I needed to study the rate of change of current (dI/dt) in a DC circuit, so I built an inductor using a laminated soft iron core from a small electronics transformer. I chose soft iron for I could make a reasonable inductor with a few turns and avoid saturating the core with the DC current (which can go up to 10 A).
I needed a thick conductor, so I twisted an AWG 19 wire 2 times over itself in opposing directions (once cw and then ccw) and wound that in the core.
The problem came when I measured the inductance. First I used a configuration with a 25W audio amplifier + smartphone (as a sine wave generator), a bench multimeter to measure the RMS current and an oscilloscope to measure the voltage drop on the inductor. I measured its impedance at 15 frequencies from 100 to 10000 Hz, subtracted the DC resistance and made a linear fit.
The fit was excellent, with R² > 0.99, but the problem was the value I found. From the slope (and its standard deviation) it was 24.5 +-0.5 uH. This is nonsense, if it had air as a core it would be no much lower.

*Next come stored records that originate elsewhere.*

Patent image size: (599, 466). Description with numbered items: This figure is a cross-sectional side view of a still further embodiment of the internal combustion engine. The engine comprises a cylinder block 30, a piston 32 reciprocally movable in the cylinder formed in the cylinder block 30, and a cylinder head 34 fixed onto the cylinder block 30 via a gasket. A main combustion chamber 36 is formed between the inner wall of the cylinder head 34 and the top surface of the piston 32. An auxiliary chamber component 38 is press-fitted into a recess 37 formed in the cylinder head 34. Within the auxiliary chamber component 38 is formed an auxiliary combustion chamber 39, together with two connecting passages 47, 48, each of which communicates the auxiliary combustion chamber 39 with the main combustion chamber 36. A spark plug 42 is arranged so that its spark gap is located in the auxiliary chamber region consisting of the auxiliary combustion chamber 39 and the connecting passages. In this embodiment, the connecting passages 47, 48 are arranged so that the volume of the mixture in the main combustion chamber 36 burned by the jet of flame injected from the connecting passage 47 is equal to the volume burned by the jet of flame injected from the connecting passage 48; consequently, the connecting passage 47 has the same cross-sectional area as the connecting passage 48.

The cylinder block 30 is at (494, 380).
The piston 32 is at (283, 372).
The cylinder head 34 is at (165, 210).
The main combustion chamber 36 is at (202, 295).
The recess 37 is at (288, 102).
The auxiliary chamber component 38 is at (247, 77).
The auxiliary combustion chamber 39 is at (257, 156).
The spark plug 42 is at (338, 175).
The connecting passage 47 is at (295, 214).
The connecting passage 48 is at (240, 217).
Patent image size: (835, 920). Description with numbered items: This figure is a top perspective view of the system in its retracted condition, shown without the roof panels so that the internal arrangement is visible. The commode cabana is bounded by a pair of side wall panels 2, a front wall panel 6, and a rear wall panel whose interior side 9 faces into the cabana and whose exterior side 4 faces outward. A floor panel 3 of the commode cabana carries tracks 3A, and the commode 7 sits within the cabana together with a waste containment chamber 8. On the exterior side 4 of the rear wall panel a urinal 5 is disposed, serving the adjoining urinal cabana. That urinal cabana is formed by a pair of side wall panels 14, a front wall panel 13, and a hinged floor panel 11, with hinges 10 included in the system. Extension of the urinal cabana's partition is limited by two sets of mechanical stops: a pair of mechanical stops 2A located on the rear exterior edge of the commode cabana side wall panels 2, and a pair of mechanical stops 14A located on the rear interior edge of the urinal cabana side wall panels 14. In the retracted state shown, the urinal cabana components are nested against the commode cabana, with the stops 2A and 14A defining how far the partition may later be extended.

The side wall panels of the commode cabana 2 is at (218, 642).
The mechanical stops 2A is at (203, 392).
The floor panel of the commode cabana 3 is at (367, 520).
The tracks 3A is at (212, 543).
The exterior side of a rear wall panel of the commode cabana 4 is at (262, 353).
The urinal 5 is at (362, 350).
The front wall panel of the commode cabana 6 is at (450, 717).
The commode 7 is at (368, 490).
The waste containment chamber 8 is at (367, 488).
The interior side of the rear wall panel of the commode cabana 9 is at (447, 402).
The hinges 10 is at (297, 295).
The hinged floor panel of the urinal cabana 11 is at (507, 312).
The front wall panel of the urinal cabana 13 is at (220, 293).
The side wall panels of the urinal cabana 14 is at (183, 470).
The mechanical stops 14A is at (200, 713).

But everything has been double-checked. I checked the multimeter against the oscilloscope, both agreed perfectly in both DC and AC voltages, and the AC ammeter of the multimeter also agreed with the voltage drop on a resistance, as measured on the oscilloscope.
Today I thought the noise from my audio amplifier (which use a SMPS) could be messing with the measure, once the multimeter was measuring the RMS current with all of its harmonics, while in the oscilloscope I was only looking for the peak amplitude of the frequency I selected on the smartphone.
So I decided to make everything with the oscilloscope and filter the noise by eye. In this configuration I used a resistance in series with the inductor and measured the voltage drop on the resistance and on the whole series with the oscilloscope.
I made measurements when the series impedance was 2,3,4 and 6 times that of the resistance alone (which is a 0.5 ohm resistance) and made a linear fit again.
Now I found 22.0 +- 0.8 uH. Basically the same, meaning nothing was wrong before.
So, I beg the question: What the hell could happening here?
I know the laminated soft iron isn't good for high frequencies, but form what I measured its inductance only dropped perceptibly after 10 kHz.
I also know that all the 4 stands of wire are properly soldered in each end and have no shorts in the middle, because the resistance at ambient temperature matches perfectly my annealed copper estimate (6.38e-3 ohm vs 6.8e-3 ohm), if anything happened it would have to be off.
By last I even made a replica of the setup in MultiSIM to check if a 20-something uH inductance show produce that result, and I found that yes, none of my calculations were wrong.
So what's left to consider here? I know that once that I had to disassemble and glue the core back together it surely became worse than it was originally, as now the laminations are slightly more distant, but it can't be so bad. I don't think they're shorted either, which could reduce the overall inductance, but they seem well insulated still, I didn't damage the original insulation and the glue I used is also insulating.